Wiener Hauptgesundheitsamt
Das Gesundheitsamt und die Rassenhygiene im Dritten Reich
Das ehemalige Palais Hansen ist eines der größten der Wiener Ringstraße, es umfasst einen ganzen Häuserblock. Das Palais wurde im Zuge der Weltausstellung von Theophil Hansen, einem der wichtigsten Ringstraßenarchitekten, von 1870–1873 erbaut. Von ihm stammen unter anderem auch das Parlament, die Börse und das Palais Epstein. In der Ersten Republik wurde das Gebäude von der Gemeinde Wien übernommen und ab 1941 als Amtsgebäude verwendet.
Seit 2013 ist das Gebäude wieder ein Hotel.
"Erbbiologisch minderwertig"
Schon im Jahr 1938 begann der Umbau des Wiener Gesundheitssystems nach dem Vorbild des Deutschen Reiches. Mit den Grundsätzen der Rassenhygiene wollten die Nationalsozialisten bestimmte Bevölkerungsgruppen als "erbbiologisch minderwertig" bzw. "förderungsunwürdig" von Leistungen der Sozial- und Gesundheitsfürsorge ausgrenzen. Die Gesundheitsämter waren verantwortlich für die "erbbiologische Bestandsaufnahme" in Form einer Erbkartei und einer Sippenkartei.

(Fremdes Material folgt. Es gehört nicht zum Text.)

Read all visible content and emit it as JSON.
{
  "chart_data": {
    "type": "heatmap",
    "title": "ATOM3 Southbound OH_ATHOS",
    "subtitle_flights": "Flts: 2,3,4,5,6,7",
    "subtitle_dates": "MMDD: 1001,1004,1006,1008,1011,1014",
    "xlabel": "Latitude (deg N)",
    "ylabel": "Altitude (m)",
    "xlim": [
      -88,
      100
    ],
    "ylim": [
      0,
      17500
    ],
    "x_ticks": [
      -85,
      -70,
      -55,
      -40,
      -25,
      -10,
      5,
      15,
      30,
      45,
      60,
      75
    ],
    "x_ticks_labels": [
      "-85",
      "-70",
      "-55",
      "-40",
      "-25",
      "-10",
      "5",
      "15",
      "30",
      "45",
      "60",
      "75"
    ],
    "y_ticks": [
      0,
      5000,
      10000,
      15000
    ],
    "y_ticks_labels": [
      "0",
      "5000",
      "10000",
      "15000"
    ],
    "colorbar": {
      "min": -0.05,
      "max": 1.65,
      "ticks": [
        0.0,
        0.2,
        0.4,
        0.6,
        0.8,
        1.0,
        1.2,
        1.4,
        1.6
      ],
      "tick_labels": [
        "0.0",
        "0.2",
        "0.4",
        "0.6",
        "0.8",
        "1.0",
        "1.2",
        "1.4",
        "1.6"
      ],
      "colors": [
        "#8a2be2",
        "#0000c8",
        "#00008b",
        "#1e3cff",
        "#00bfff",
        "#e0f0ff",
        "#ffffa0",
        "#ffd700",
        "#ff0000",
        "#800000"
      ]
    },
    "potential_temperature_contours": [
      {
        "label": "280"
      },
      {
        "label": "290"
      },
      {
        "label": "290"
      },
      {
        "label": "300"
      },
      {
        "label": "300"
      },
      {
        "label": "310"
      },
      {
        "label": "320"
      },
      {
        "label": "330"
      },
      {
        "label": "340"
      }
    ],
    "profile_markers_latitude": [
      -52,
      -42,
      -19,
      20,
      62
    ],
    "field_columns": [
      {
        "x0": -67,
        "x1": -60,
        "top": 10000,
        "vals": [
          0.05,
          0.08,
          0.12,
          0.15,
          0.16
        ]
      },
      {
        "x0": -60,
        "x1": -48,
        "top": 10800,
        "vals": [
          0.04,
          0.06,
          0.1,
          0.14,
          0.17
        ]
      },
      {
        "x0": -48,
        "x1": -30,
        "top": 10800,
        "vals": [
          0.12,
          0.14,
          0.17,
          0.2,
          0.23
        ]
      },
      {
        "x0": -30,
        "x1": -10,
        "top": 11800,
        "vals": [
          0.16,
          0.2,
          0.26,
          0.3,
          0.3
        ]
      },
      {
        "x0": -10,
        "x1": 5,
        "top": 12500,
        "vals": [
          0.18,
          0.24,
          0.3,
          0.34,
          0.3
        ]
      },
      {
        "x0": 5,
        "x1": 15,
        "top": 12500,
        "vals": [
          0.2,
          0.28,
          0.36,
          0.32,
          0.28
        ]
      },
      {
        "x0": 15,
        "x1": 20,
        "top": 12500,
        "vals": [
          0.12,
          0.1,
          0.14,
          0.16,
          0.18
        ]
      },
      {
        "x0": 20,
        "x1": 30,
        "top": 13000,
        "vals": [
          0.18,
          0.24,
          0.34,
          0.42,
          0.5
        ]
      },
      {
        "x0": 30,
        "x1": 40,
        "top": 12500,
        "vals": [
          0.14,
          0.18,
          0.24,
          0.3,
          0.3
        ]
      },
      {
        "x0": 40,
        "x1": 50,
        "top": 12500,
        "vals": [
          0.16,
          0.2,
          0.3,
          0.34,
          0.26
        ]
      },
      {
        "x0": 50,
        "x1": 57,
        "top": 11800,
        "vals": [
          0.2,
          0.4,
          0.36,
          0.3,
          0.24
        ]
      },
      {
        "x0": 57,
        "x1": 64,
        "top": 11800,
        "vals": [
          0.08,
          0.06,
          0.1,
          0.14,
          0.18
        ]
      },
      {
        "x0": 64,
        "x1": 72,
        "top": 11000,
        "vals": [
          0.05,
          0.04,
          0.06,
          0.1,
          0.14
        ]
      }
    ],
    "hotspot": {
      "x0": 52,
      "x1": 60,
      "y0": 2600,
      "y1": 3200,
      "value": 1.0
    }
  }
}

Die gesamte Wiener Bevölkerung wurde nach sogenannten "Minderwertigen" durchkämmt. Die Abteilung "Erb- und Rassenpflege" sammelte alle erreichbaren belastenden Informationen: psychische Erkrankungen, Geschlechtskrankheiten, Prostitution, Alkoholismus, Erbkrankheiten, geistige und körperliche Behinderungen etc.
Mit mehr als 700.000 Karteikarten wuchs die Wiener Erbkartei auf eine der größten im Dritten Reich an. Damit war die systematische Diskriminierung der als "minderwertig" erfassten Personen möglich. Die Folgen für die Betroffenen reichten von verweigerten Sozialleistungen über Zwangsmaßnahmen wie Eheverbot, Sterilisierung oder Internierung in einem Arbeitslager oder Konzentrationslager bis zur Ermordung im Rahmen der Euthanasie.